This week’s poem in the Catholic Poetry Room is by Thomas E. Simmons.                                                                                           

Liturgy

Us, as sunlight dew-dampened the stained glass
bowed, and then gestured. Following Missal.
Not anxious for endings, nor dismissal
We faithful vocaled our faith at the mass.

Devoted the celebrants, hushed and blessed.
These sacraments sanctify us; this place –
a building constructed with rules and grace
a fabric of rites; a fortress of rest.

“The Lord be with you.” “And with your spirit.”
Sprinkling water fanned over the pews,
The priest intones blessings: spirits infuse.

Not in the one-ness of a single one.
Lord God, Lamb of God; Son of the Father:
He takes away sins; brilliant this altar.


Thomas Simmons is a professor at the University of South Dakota School of Law where he teaches Trusts & Wills, Estate Planning, Professional Responsibility, Remedies in Law & Equity, an occasional seminar titled Holocaust Law, and he co-teaches Tribal Wills Clinic I and II.

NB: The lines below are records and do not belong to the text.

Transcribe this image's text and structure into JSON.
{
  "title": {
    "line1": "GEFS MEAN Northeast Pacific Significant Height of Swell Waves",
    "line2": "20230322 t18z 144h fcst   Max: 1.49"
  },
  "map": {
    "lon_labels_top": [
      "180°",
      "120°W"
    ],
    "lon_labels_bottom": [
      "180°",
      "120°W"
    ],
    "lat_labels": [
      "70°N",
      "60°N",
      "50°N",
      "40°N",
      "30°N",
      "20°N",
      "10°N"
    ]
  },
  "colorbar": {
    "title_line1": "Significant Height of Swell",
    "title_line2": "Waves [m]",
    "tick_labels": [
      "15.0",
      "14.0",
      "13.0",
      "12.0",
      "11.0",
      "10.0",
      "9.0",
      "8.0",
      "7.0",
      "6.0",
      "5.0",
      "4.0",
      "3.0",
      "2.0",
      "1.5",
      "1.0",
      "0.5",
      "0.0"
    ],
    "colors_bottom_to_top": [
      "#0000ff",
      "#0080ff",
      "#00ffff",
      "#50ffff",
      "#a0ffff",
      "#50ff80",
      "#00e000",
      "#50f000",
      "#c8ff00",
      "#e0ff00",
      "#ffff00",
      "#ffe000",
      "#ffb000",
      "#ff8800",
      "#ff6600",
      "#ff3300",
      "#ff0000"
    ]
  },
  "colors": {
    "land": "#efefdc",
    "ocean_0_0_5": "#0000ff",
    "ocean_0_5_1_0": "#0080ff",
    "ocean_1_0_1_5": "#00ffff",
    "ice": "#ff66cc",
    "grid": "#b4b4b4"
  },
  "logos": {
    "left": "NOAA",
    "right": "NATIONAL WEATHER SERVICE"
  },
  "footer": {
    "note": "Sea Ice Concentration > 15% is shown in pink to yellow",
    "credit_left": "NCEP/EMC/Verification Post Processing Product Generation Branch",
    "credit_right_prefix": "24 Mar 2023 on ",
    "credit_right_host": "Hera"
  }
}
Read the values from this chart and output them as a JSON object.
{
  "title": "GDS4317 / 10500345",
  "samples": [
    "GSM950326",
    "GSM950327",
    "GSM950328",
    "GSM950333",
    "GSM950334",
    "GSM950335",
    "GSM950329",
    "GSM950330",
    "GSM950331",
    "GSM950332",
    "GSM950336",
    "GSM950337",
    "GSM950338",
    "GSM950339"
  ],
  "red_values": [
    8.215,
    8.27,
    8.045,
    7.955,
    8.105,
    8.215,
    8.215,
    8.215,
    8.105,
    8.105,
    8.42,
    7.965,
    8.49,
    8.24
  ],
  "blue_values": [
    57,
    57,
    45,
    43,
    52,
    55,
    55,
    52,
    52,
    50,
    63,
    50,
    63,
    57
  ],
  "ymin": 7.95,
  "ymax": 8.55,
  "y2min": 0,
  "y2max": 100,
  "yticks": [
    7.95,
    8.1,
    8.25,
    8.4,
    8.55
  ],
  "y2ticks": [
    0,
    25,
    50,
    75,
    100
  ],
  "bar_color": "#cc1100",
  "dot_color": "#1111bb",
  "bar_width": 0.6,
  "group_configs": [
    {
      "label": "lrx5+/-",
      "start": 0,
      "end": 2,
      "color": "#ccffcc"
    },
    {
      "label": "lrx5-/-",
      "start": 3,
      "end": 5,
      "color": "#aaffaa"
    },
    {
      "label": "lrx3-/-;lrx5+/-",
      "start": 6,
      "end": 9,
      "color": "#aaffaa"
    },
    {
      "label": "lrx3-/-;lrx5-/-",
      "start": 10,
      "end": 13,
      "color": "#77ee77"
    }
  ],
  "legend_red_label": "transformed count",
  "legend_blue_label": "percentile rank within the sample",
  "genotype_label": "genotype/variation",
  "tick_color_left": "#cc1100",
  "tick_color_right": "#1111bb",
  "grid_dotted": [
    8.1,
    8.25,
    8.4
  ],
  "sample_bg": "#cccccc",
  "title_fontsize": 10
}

He is a fellow with the American College of Trust and Estate Counsel (ACTEC), the American College of Tax Counsel (ACTC), and the American Bar Foundation, and serves on the South Dakota Governor’s Task Force on Trust Administration Review and Reform. Thomas is a former member of the South Dakota Board of Pardons & Paroles. Currently, he serves on the South Dakota Advisory Committee to the U.S. Commission on Civil Rights.

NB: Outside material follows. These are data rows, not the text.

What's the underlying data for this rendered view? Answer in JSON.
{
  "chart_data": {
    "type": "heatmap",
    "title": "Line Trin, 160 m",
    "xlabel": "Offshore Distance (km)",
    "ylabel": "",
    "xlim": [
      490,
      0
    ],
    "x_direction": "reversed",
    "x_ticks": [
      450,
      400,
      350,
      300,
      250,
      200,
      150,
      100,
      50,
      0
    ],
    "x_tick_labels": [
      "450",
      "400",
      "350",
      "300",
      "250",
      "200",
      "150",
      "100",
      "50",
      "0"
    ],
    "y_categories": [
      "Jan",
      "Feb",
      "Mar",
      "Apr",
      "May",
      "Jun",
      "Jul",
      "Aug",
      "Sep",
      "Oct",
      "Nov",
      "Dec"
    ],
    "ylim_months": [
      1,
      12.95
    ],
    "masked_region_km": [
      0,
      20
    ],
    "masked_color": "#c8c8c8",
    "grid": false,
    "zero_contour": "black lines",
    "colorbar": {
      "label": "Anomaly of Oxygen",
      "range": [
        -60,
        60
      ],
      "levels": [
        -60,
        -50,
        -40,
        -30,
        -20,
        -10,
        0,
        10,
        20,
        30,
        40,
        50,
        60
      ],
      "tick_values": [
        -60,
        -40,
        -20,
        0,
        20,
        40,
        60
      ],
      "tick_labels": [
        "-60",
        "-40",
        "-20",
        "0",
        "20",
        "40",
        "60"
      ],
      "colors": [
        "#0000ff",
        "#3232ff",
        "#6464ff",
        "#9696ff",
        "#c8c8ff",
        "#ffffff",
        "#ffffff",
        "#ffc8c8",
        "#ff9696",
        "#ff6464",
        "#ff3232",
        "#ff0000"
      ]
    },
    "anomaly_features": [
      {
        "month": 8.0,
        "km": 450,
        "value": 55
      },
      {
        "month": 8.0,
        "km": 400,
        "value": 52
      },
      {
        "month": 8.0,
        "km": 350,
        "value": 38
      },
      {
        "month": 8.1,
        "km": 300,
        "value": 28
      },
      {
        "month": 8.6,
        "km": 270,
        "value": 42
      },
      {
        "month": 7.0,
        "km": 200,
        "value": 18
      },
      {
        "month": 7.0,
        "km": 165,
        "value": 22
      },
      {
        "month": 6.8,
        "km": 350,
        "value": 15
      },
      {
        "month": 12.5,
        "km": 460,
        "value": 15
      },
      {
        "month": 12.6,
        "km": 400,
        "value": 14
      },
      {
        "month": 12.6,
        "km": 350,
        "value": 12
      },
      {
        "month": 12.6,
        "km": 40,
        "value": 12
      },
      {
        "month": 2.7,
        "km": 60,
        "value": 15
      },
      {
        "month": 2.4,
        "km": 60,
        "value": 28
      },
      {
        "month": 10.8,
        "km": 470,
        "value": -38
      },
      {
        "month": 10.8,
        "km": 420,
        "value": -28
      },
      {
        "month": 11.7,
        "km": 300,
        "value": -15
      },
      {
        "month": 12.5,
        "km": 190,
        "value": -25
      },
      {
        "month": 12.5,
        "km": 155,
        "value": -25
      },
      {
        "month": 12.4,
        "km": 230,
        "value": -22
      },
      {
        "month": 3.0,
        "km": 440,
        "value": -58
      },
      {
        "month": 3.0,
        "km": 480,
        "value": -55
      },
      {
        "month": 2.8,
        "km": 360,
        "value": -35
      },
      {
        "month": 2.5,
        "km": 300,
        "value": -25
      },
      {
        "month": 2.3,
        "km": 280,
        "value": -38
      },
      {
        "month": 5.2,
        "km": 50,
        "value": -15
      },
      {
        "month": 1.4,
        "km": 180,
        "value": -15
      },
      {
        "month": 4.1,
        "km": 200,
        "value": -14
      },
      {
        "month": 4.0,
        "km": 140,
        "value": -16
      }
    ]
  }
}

Prior to joining the faculty of the USD law school, Thomas was a partner with the Gunderson, Palmer, Nelson & Ashmore law firm in Rapid City, South Dakota where he practiced in the trusts and estates field for thirteen years. He also clerked for the Honorable Andrew Bogue, a senior federal district court judge. He has taught at every educational level: Head Start, junior high students in Japan, fourth graders in the U.S., paralegal students, and now law students. He also worked as a “slimer” in a salmon cannery in Petersburg, Alaska. He is in the process of converting to Catholicism.